Droit à l'oubli ou droit au déréférencement
En réalité, ce nous appelons le droit à l'oubli se traduit, dans le cas présent, par un droit au référencement. En tout état de cause, il n'est pas question que l'article disparaisse des archives du Parisien ni même de la mémoire de Google. Il s'agit seulement de le rendre invisible aux internautes qui utilisent le moteur de recherche.
Le juge donne satisfaction à Mme M. et enjoint à Google de "supprimer ou déréférencer le lien" menant à l'article du Parisien à partir du nom de la requérante. La décision n'a rien de surprenant car elle s'appuie sur la récente de la Cour de justice de l'union européenne (CJUE) du 13 mai 2014 Google Spain SL, Google Inc. c. Agencia espanola de proteccion de datos (AEPD), Mario Costeja Gonzalez. Les faits étaient très proches, et le requérant espagnol se plaignait que le journal La Vanguardia conserve les traces de la vente sur saisie de ses biens immobiliers, vente intervenue en 1998 à une époque où il était lourdement endetté.

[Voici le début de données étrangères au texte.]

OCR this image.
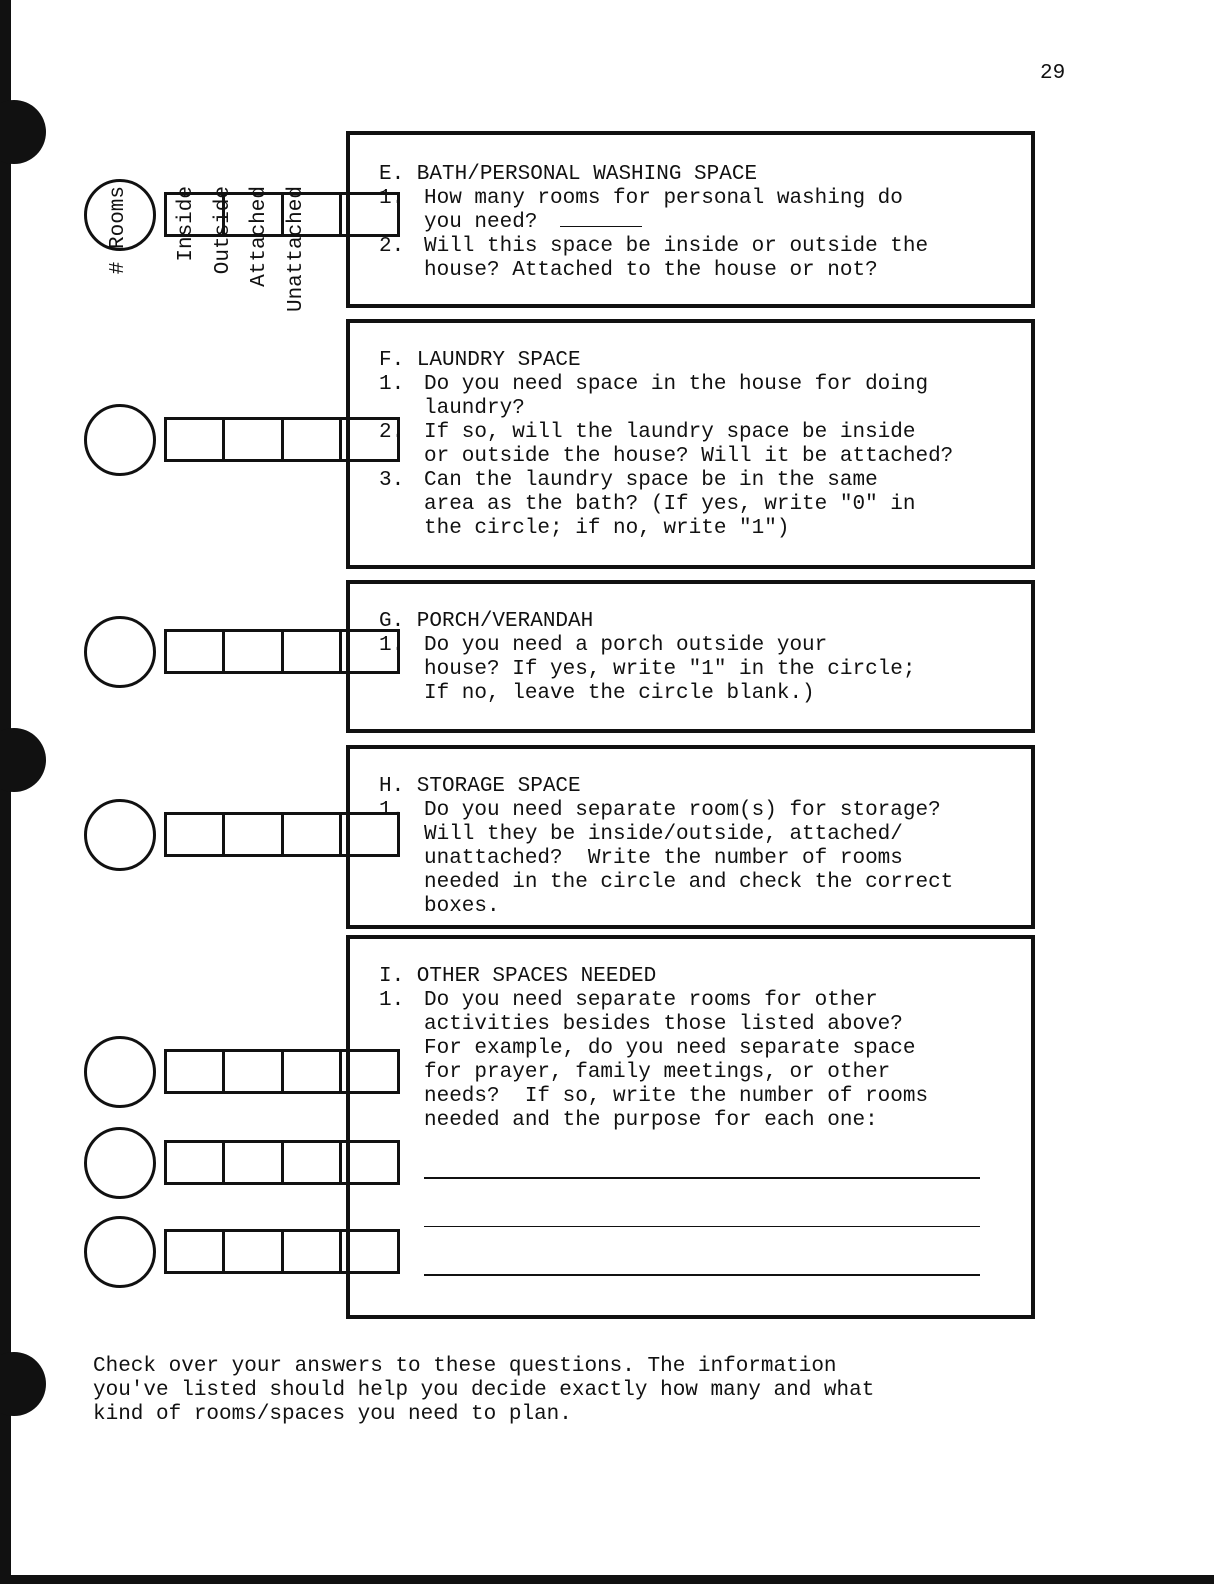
29
# Rooms Inside Outside Attached Unattached

E. BATH/PERSONAL WASHING SPACE

1. How many rooms for personal washing do
you need?
2. Will this space be inside or outside the
house? Attached to the house or not?

F. LAUNDRY SPACE

1. Do you need space in the house for doing
laundry?
2. If so, will the laundry space be inside
or outside the house? Will it be attached?
3. Can the laundry space be in the same
area as the bath? (If yes, write "0" in
the circle; if no, write "1")

G. PORCH/VERANDAH

1. Do you need a porch outside your
house? If yes, write "1" in the circle;
If no, leave the circle blank.)

H. STORAGE SPACE

1. Do you need separate room(s) for storage?
Will they be inside/outside, attached/
unattached?  Write the number of rooms
needed in the circle and check the correct
boxes.

I. OTHER SPACES NEEDED

1. Do you need separate rooms for other
activities besides those listed above?
For example, do you need separate space
for prayer, family meetings, or other
needs?  If so, write the number of rooms
needed and the purpose for each one:

Check over your answers to these questions. The information
you've listed should help you decide exactly how many and what
kind of rooms/spaces you need to plan.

Il avait depuis assaini sa situation financière, mais les utilisateurs de Google avaient toujours accès à une information qui, aujourd'hui, portait préjudice à sa e-réputation.
Exactitude et pertinence
L'article 6 c) de la directive européenne du 24 octobre 1995. énonce que les données personnelles doivent être " adéquates, pertinentes et non excessives au regard des finalités du fichier (...)". L'article 6 d) précise ensuite qu'elles doivent aussi être "exactes
et, si nécessaire, mises à jour (...)." L'article 6 al. 4 de la loi française du 6 janvier 1978
est d'ailleurs à l'origine de ce principe, et mentionne que les données
inexactes doivent être effacées ou rectifiées, à la seule demande de
l'intéressé.
L'exactitude matérielle des données n'est pas contestée : la requérante a effectivement été condamnée pour escroquerie en 2006. En revanche, le litige porte sur l'interprétation de la notion de pertinence. Pour Google, une information est pertinente lorsqu'elle est exacte, interprétation quelque peu simpliste, car on ne voit pas pourquoi la directive utiliserait deux termes différents pour désigner la même chose. Pour la directive, et pour le droit français, une information est pertinente lorsque sa conservation n'est pas "excessive". Autrement dit, le juge exerce un contrôle de proportionnalité entre les nécessités du droit à l'information et celles de la vie privée, dont fait partie le droit à l'oubli.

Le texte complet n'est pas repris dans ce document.